Four postdocs honored with 2016 Tri-Institutional Breakout Awards

Monday, August 22, 2016

Kate Meyer, Ph.D.Kate Meyer, Ph.D. Four young life scientists from Memorial Sloan Kettering Cancer Center, The Rockefeller University, and Weill Cornell Medicine are the winners of the 2016 Tri-Institutional Breakout Awards for Junior Investigators. The awards, established last year by three winners of the 2013 Breakthrough Prize in Life Sciences, honor outstanding postdoctoral investigators at the three institutions. The recipients each receive a $25,000 prize.

The winners of this year's Breakout Awards are: Nicholas Arpaia of Memorial Sloan Kettering, Richard Hite and John Maciejowski of Rockefeller, and Kate Meyer of Weill Cornell Medicine.

The seed money for the Breakout Awards came from three investigators — Charles L. Sawyers, M.D., of Memorial Sloan Kettering; Cori Bargmann, Ph.D., of Rockefeller; and Lewis C. Cantley, Ph.D., of Weill Cornell Medicine — who each received a $3 million award from the 2013 Breakthrough Prize.

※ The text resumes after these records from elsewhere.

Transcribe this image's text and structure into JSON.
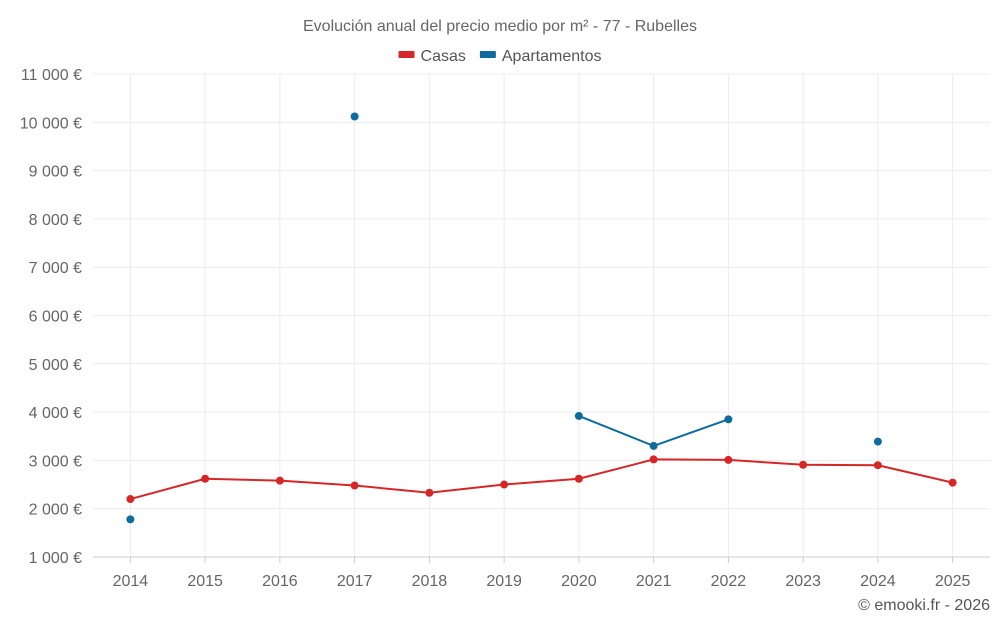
{
  "chart_data": {
    "type": "line",
    "title": "Evolución anual del precio medio por m² - 77 - Rubelles",
    "categories": [
      "2014",
      "2015",
      "2016",
      "2017",
      "2018",
      "2019",
      "2020",
      "2021",
      "2022",
      "2023",
      "2024",
      "2025"
    ],
    "ylim": [
      1000,
      11000
    ],
    "yticks": [
      1000,
      2000,
      3000,
      4000,
      5000,
      6000,
      7000,
      8000,
      9000,
      10000,
      11000
    ],
    "ytick_labels": [
      "1 000 €",
      "2 000 €",
      "3 000 €",
      "4 000 €",
      "5 000 €",
      "6 000 €",
      "7 000 €",
      "8 000 €",
      "9 000 €",
      "10 000 €",
      "11 000 €"
    ],
    "grid": true,
    "legend_position": "top-center",
    "series": [
      {
        "name": "Casas",
        "color": "#d62728",
        "values": [
          2200,
          2620,
          2580,
          2480,
          2330,
          2500,
          2620,
          3020,
          3010,
          2910,
          2900,
          2540
        ]
      },
      {
        "name": "Apartamentos",
        "color": "#0f6a9e",
        "values": [
          1780,
          null,
          null,
          10120,
          null,
          null,
          3920,
          3300,
          3850,
          null,
          3390,
          null
        ]
      }
    ]
  },
  "credit": "© emooki.fr - 2026"
}
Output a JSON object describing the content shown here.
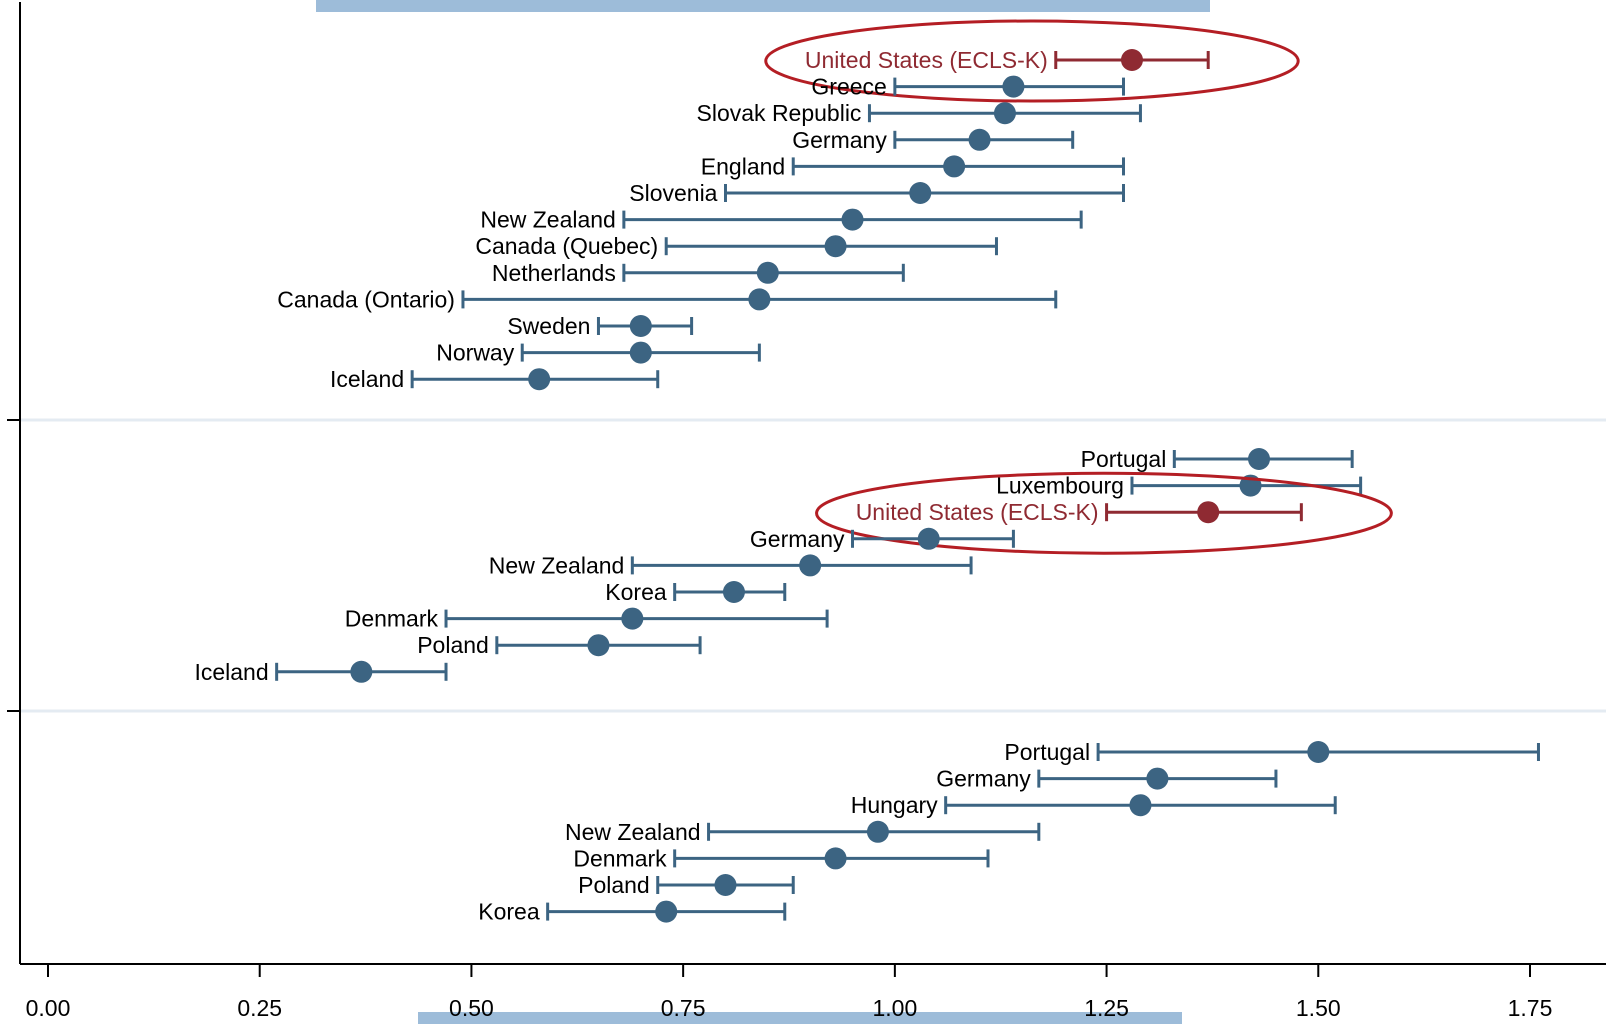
{
  "chart_data": {
    "type": "dot-whisker",
    "xlim": [
      -0.07,
      1.85
    ],
    "x_ticks": [
      0.0,
      0.25,
      0.5,
      0.75,
      1.0,
      1.25,
      1.5,
      1.75
    ],
    "x_tick_labels": [
      "0.00",
      "0.25",
      "0.50",
      "0.75",
      "1.00",
      "1.25",
      "1.50",
      "1.75"
    ],
    "panels": [
      {
        "points": [
          {
            "label": "United States (ECLS-K)",
            "value": 1.28,
            "lo": 1.19,
            "hi": 1.37,
            "highlight": true
          },
          {
            "label": "Greece",
            "value": 1.14,
            "lo": 1.0,
            "hi": 1.27
          },
          {
            "label": "Slovak Republic",
            "value": 1.13,
            "lo": 0.97,
            "hi": 1.29
          },
          {
            "label": "Germany",
            "value": 1.1,
            "lo": 1.0,
            "hi": 1.21
          },
          {
            "label": "England",
            "value": 1.07,
            "lo": 0.88,
            "hi": 1.27
          },
          {
            "label": "Slovenia",
            "value": 1.03,
            "lo": 0.8,
            "hi": 1.27
          },
          {
            "label": "New Zealand",
            "value": 0.95,
            "lo": 0.68,
            "hi": 1.22
          },
          {
            "label": "Canada (Quebec)",
            "value": 0.93,
            "lo": 0.73,
            "hi": 1.12
          },
          {
            "label": "Netherlands",
            "value": 0.85,
            "lo": 0.68,
            "hi": 1.01
          },
          {
            "label": "Canada (Ontario)",
            "value": 0.84,
            "lo": 0.49,
            "hi": 1.19
          },
          {
            "label": "Sweden",
            "value": 0.7,
            "lo": 0.65,
            "hi": 0.76
          },
          {
            "label": "Norway",
            "value": 0.7,
            "lo": 0.56,
            "hi": 0.84
          },
          {
            "label": "Iceland",
            "value": 0.58,
            "lo": 0.43,
            "hi": 0.72
          }
        ]
      },
      {
        "points": [
          {
            "label": "Portugal",
            "value": 1.43,
            "lo": 1.33,
            "hi": 1.54
          },
          {
            "label": "Luxembourg",
            "value": 1.42,
            "lo": 1.28,
            "hi": 1.55
          },
          {
            "label": "United States (ECLS-K)",
            "value": 1.37,
            "lo": 1.25,
            "hi": 1.48,
            "highlight": true
          },
          {
            "label": "Germany",
            "value": 1.04,
            "lo": 0.95,
            "hi": 1.14
          },
          {
            "label": "New Zealand",
            "value": 0.9,
            "lo": 0.69,
            "hi": 1.09
          },
          {
            "label": "Korea",
            "value": 0.81,
            "lo": 0.74,
            "hi": 0.87
          },
          {
            "label": "Denmark",
            "value": 0.69,
            "lo": 0.47,
            "hi": 0.92
          },
          {
            "label": "Poland",
            "value": 0.65,
            "lo": 0.53,
            "hi": 0.77
          },
          {
            "label": "Iceland",
            "value": 0.37,
            "lo": 0.27,
            "hi": 0.47
          }
        ]
      },
      {
        "points": [
          {
            "label": "Portugal",
            "value": 1.5,
            "lo": 1.24,
            "hi": 1.76
          },
          {
            "label": "Germany",
            "value": 1.31,
            "lo": 1.17,
            "hi": 1.45
          },
          {
            "label": "Hungary",
            "value": 1.29,
            "lo": 1.06,
            "hi": 1.52
          },
          {
            "label": "New Zealand",
            "value": 0.98,
            "lo": 0.78,
            "hi": 1.17
          },
          {
            "label": "Denmark",
            "value": 0.93,
            "lo": 0.74,
            "hi": 1.11
          },
          {
            "label": "Poland",
            "value": 0.8,
            "lo": 0.72,
            "hi": 0.88
          },
          {
            "label": "Korea",
            "value": 0.73,
            "lo": 0.59,
            "hi": 0.87
          }
        ]
      }
    ],
    "colors": {
      "series": "#3c6482",
      "highlight": "#8f2a32",
      "ellipse": "#b41e24",
      "band": "#9dbcd9",
      "axis": "#000000",
      "separator": "#e4ebf2"
    },
    "grid": false,
    "legend": "none"
  }
}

The three institutions have also contributed funds.

The awards are given annually to between three and six promising postdoctoral trainees, with one prize given to an applicant from each of the three institutions and additional awards made to the best candidates regardless of tri-institutional affiliation. A committee of faculty members from each of the institutions selects awardees based on their research accomplishments, the impact of their science, and the likelihood of their success as independent investigators. The contributing Breakthrough Prize recipients are not involved in the selection of the winning postdocs.

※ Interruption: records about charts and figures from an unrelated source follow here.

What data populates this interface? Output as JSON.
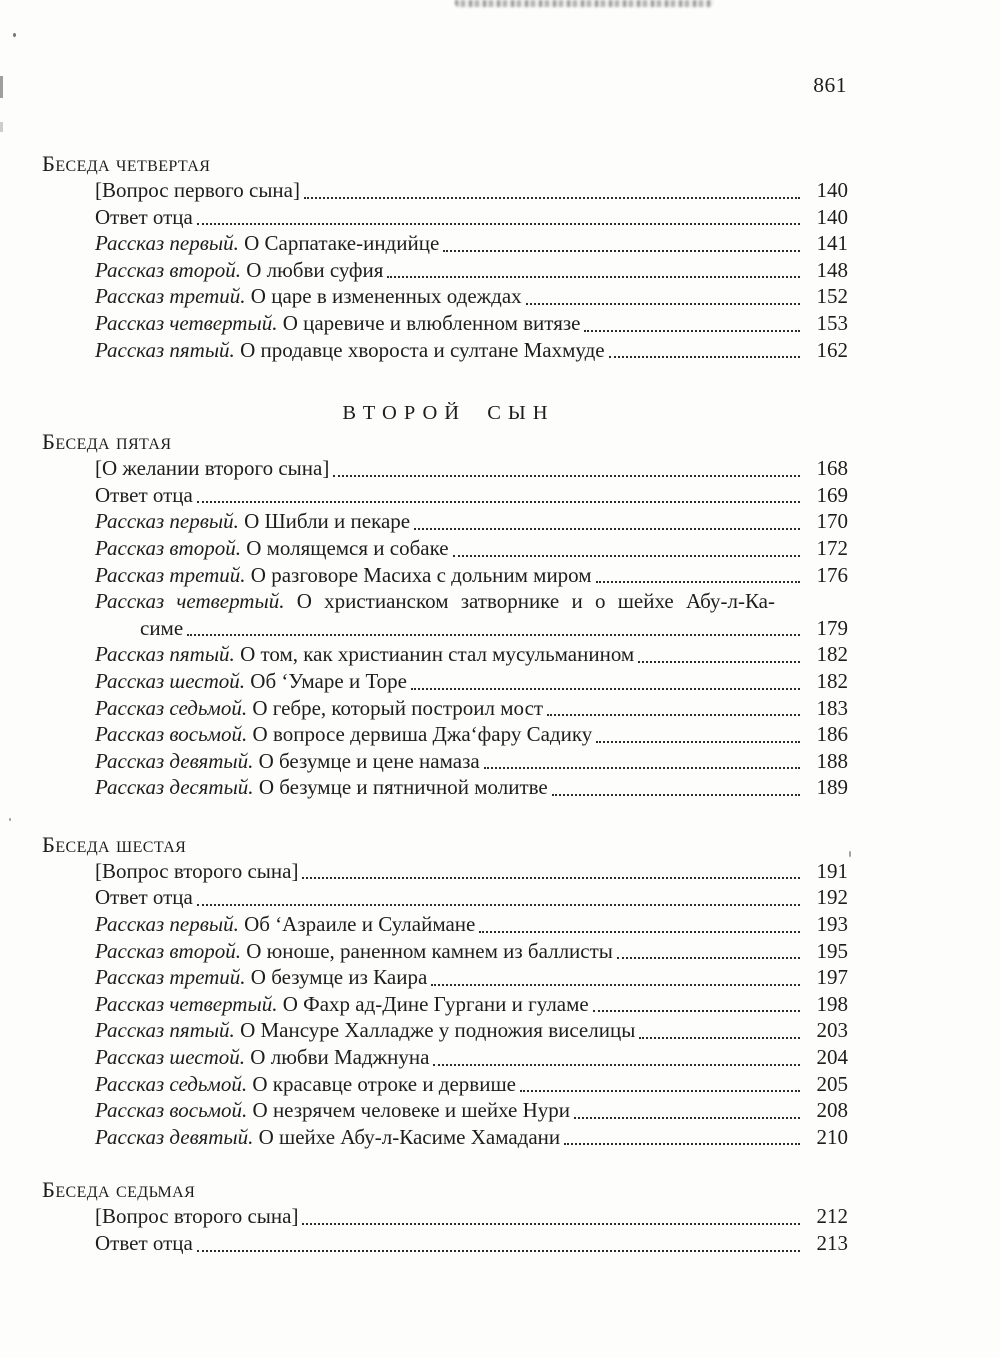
{
  "page_number": "861",
  "colors": {
    "ink": "#1d1d1b",
    "paper": "#fdfdfc"
  },
  "sections": [
    {
      "type": "chapter",
      "heading": "Беседа четвертая",
      "entries": [
        {
          "label": "",
          "title": "[Вопрос первого сына]",
          "page": "140"
        },
        {
          "label": "",
          "title": "Ответ отца",
          "page": "140"
        },
        {
          "label": "Рассказ первый.",
          "title": "О Сарпатаке-индийце",
          "page": "141"
        },
        {
          "label": "Рассказ второй.",
          "title": "О любви суфия",
          "page": "148"
        },
        {
          "label": "Рассказ третий.",
          "title": "О царе в измененных одеждах",
          "page": "152"
        },
        {
          "label": "Рассказ четвертый.",
          "title": "О царевиче и влюбленном витязе",
          "page": "153"
        },
        {
          "label": "Рассказ пятый.",
          "title": "О продавце хвороста и султане Махмуде",
          "page": "162"
        }
      ]
    },
    {
      "type": "part",
      "heading": "ВТОРОЙ СЫН",
      "entries": []
    },
    {
      "type": "chapter",
      "heading": "Беседа пятая",
      "entries": [
        {
          "label": "",
          "title": "[О желании второго сына]",
          "page": "168"
        },
        {
          "label": "",
          "title": "Ответ отца",
          "page": "169"
        },
        {
          "label": "Рассказ первый.",
          "title": "О Шибли и пекаре",
          "page": "170"
        },
        {
          "label": "Рассказ второй.",
          "title": "О молящемся и собаке",
          "page": "172"
        },
        {
          "label": "Рассказ третий.",
          "title": "О разговоре Масиха с дольним миром",
          "page": "176"
        },
        {
          "label": "Рассказ четвертый.",
          "title": "О христианском затворнике и о шейхе Абу-л-Ка-",
          "page": "",
          "wrap": "start"
        },
        {
          "label": "",
          "title": "симе",
          "page": "179",
          "wrap": "end"
        },
        {
          "label": "Рассказ пятый.",
          "title": "О том, как христианин стал мусульманином",
          "page": "182"
        },
        {
          "label": "Рассказ шестой.",
          "title": "Об ‘Умаре и Торе",
          "page": "182"
        },
        {
          "label": "Рассказ седьмой.",
          "title": "О гебре, который построил мост",
          "page": "183"
        },
        {
          "label": "Рассказ восьмой.",
          "title": "О вопросе дервиша Джа‘фару Садику",
          "page": "186"
        },
        {
          "label": "Рассказ девятый.",
          "title": "О безумце и цене намаза",
          "page": "188"
        },
        {
          "label": "Рассказ десятый.",
          "title": "О безумце и пятничной молитве",
          "page": "189"
        }
      ]
    },
    {
      "type": "chapter",
      "heading": "Беседа шестая",
      "entries": [
        {
          "label": "",
          "title": "[Вопрос второго сына]",
          "page": "191"
        },
        {
          "label": "",
          "title": "Ответ отца",
          "page": "192"
        },
        {
          "label": "Рассказ первый.",
          "title": "Об ‘Азраиле и Сулаймане",
          "page": "193"
        },
        {
          "label": "Рассказ второй.",
          "title": "О юноше, раненном камнем из баллисты",
          "page": "195"
        },
        {
          "label": "Рассказ третий.",
          "title": "О безумце из Каира",
          "page": "197"
        },
        {
          "label": "Рассказ четвертый.",
          "title": "О Фахр ад-Дине Гургани и гуламе",
          "page": "198"
        },
        {
          "label": "Рассказ пятый.",
          "title": "О Мансуре Халладже у подножия виселицы",
          "page": "203"
        },
        {
          "label": "Рассказ шестой.",
          "title": "О любви Маджнуна",
          "page": "204"
        },
        {
          "label": "Рассказ седьмой.",
          "title": "О красавце отроке и дервише",
          "page": "205"
        },
        {
          "label": "Рассказ восьмой.",
          "title": "О незрячем человеке и шейхе Нури",
          "page": "208"
        },
        {
          "label": "Рассказ девятый.",
          "title": "О шейхе Абу-л-Касиме Хамадани",
          "page": "210"
        }
      ]
    },
    {
      "type": "chapter",
      "heading": "Беседа седьмая",
      "entries": [
        {
          "label": "",
          "title": "[Вопрос второго сына]",
          "page": "212"
        },
        {
          "label": "",
          "title": "Ответ отца",
          "page": "213"
        }
      ]
    }
  ]
}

"I am continually impressed by the caliber of these investigators," said Dr. Cantley, the Meyer Director of the Sandra and Edward Meyer Cancer Center and a professor of cancer biology in medicine at Weill Cornell Medicine. "They are innovators, risk takers, and architects of the next big breakthroughs. This award acknowledges their successes and provides them with some financial benefit at a key time in their careers."

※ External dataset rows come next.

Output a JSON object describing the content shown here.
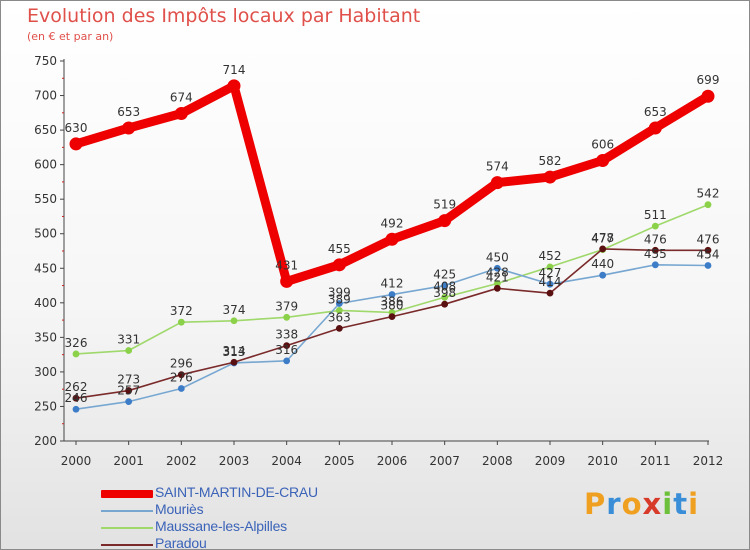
{
  "logo_text": "Proxiti",
  "chart_data": {
    "type": "line",
    "title": "Evolution des Impôts locaux par Habitant",
    "subtitle": "(en € et par an)",
    "xlabel": "",
    "ylabel": "",
    "x": [
      "2000",
      "2001",
      "2002",
      "2003",
      "2004",
      "2005",
      "2006",
      "2007",
      "2008",
      "2009",
      "2010",
      "2011",
      "2012"
    ],
    "ylim": [
      200,
      750
    ],
    "yticks": [
      200,
      250,
      300,
      350,
      400,
      450,
      500,
      550,
      600,
      650,
      700,
      750
    ],
    "grid": false,
    "legend_position": "bottom-left",
    "series": [
      {
        "name": "SAINT-MARTIN-DE-CRAU",
        "color": "#ee0000",
        "style": "thick",
        "values": [
          630,
          653,
          674,
          714,
          431,
          455,
          492,
          519,
          574,
          582,
          606,
          653,
          699
        ],
        "labels": [
          "630",
          "653",
          "674",
          "714",
          "431",
          "455",
          "492",
          "519",
          "574",
          "582",
          "606",
          "653",
          "699"
        ]
      },
      {
        "name": "Mouriès",
        "color": "#77a7d1",
        "marker": "#3d7dc8",
        "values": [
          246,
          257,
          276,
          313,
          316,
          399,
          412,
          425,
          450,
          427,
          440,
          455,
          454
        ],
        "labels": [
          "246",
          "257",
          "276",
          "313",
          "316",
          "399",
          "412",
          "425",
          "450",
          "427",
          "440",
          "455",
          "454"
        ]
      },
      {
        "name": "Maussane-les-Alpilles",
        "color": "#9fd86b",
        "marker": "#8bd24a",
        "values": [
          326,
          331,
          372,
          374,
          379,
          389,
          386,
          408,
          428,
          452,
          477,
          511,
          542
        ],
        "labels": [
          "326",
          "331",
          "372",
          "374",
          "379",
          "389",
          "386",
          "408",
          "428",
          "452",
          "477",
          "511",
          "542"
        ]
      },
      {
        "name": "Paradou",
        "color": "#7a2a2a",
        "marker": "#5a1010",
        "values": [
          262,
          273,
          296,
          314,
          338,
          363,
          380,
          398,
          421,
          414,
          478,
          476,
          476
        ],
        "labels": [
          "262",
          "273",
          "296",
          "314",
          "338",
          "363",
          "380",
          "398",
          "421",
          "414",
          "478",
          "476",
          "476"
        ]
      }
    ]
  }
}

As a postdoctoral fellow in the lab of Samie Jaffrey, professor of pharmacology at Weill Cornell Medicine, Meyer investigates how RNA modifications regulate gene expression. RNAs were for many years thought to be primarily composed of four chemical building blocks: A, G, C, and U. Together, these four RNA bases generate a code that instructs the cell's machinery to produce proteins; the precise order of the letters determines what kinds of proteins the cell makes. Meyer's research has demonstrated the existence of a fifth base, revealing thousands of cellular RNAs that contain it and illuminating a whole new layer of RNA regulation. This new base, called m6A, can control gene expression during the cellular stress response, a pathway that has been implicated in many human diseases. In her new laboratory at Duke University, Meyer plans to continue researching the fundamental aspects of gene expression control mediated through RNA modifications, with a particular emphasis on understanding how these pathways act in the nervous system.